I seem to spend half of my time these days wishing I was like everyone else and the other half wishing they were like me.
Everything was sensational this weekend, to a point where I felt completely ill at ease with my life on Monday and sank into this horrible, desperate anxiety that I could no longer dance and sing and be mesmerised and reckless and mindless. And then a million ridiculous unjustified thoughts started getting me down and I was practically in tears.
The awards ceremony didn't make things any better. Despite seeing Timmy and Paul and Phil and Berengere I thought the whole night was horribly contrived and bizarre and elitist. It's quite sickening how educational institutions are now run like business enterprises.

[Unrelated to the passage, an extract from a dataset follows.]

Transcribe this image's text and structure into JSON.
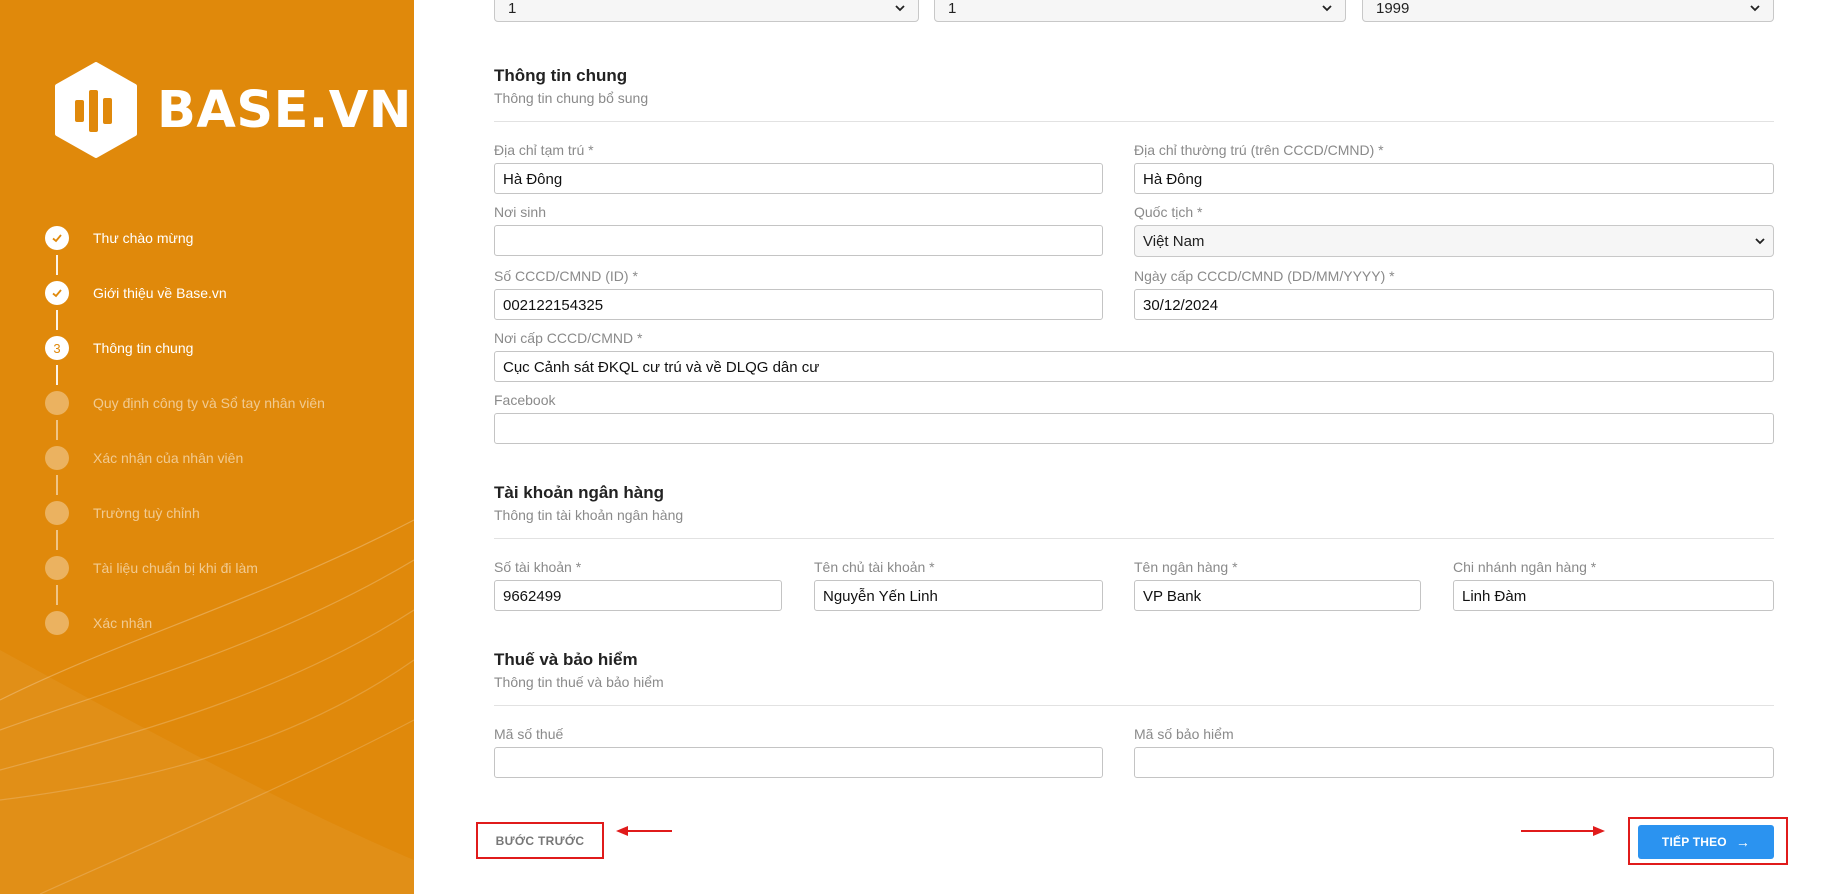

We can't freely reward achievement these days without a) alienating a large proportion of students, b) promoting the school as "special" and better than other schools, c) openly sucking up to the governors by giving awards to their children, d) placing emphasis on the school's sponsors, benefactors, reputation and staff rather than the students themselves, e) using a selection procedure controlled by members of senior management, with not a single student-governed award, f) advertising the school through huge placards and flags across the stage, g) presenting the headteachers and governors as members at the top of a massive heirarchy and somehow in a position of power: I don't feel priviledged to shake the hand of some random governor, or Mr Barrs. Why exactly am I shaking hands anyway? It was as if we had reached some kind of shady deal involving me producing good results for the school and him in exchange giving me an Anglo-European School biro. I don't regard producing a ridiculously extravagant and enormous school trophy (the "Bob Reed" award) to Abbie Southern as a particularly productive way to either honour Mr Reed or spend the school's money. The speeches were somewhat suspicious (in what way, for example, does the IB encourage 'integrity'?) The real limit was when someone mentioned 9/11 in their speech. I was practically expecting everyone to stand up, put their hands on their heart and recite the school's fucking mission statement...
I have achieved peace of mind now, anyway. I have moved away from the stage in my life dominated by the Anglo. There are people I spent the entire two years trying to fit in with, never quite managing, when in reality we have nothing in common and they had little or no respect for me. There are also people I truly love, whom I will miss, but it's pretty wonderful not having to see them in the context of the Anglo-European school and all its smothering glory. I also have some level of control over my life now. Speaking of which, the new job is better than I imagined. The farm is lovely. It even has a kookaburra and chipmunks. The jobs are nowhere near stenuous at the moment. It takes half as long as I anticipated to get there, the boss seems reasonable and the breaks are lengthy. Also, at long last I have something to think about and get on with, far from that hazy bubble of worrying and being alone.
It's been such an emotional end to my holiday. I can still see a whole tent of about 2,000 people going fucking wild to
Common People, the last song of the last DJ set at 2am on Sunday night. I can still see smoke exploding out of the stage during
Filthy/Gorgeous. I can still feel everything I've left behind. Ahead there's just a flickering horizon, and for some reason I can't wait to reach it.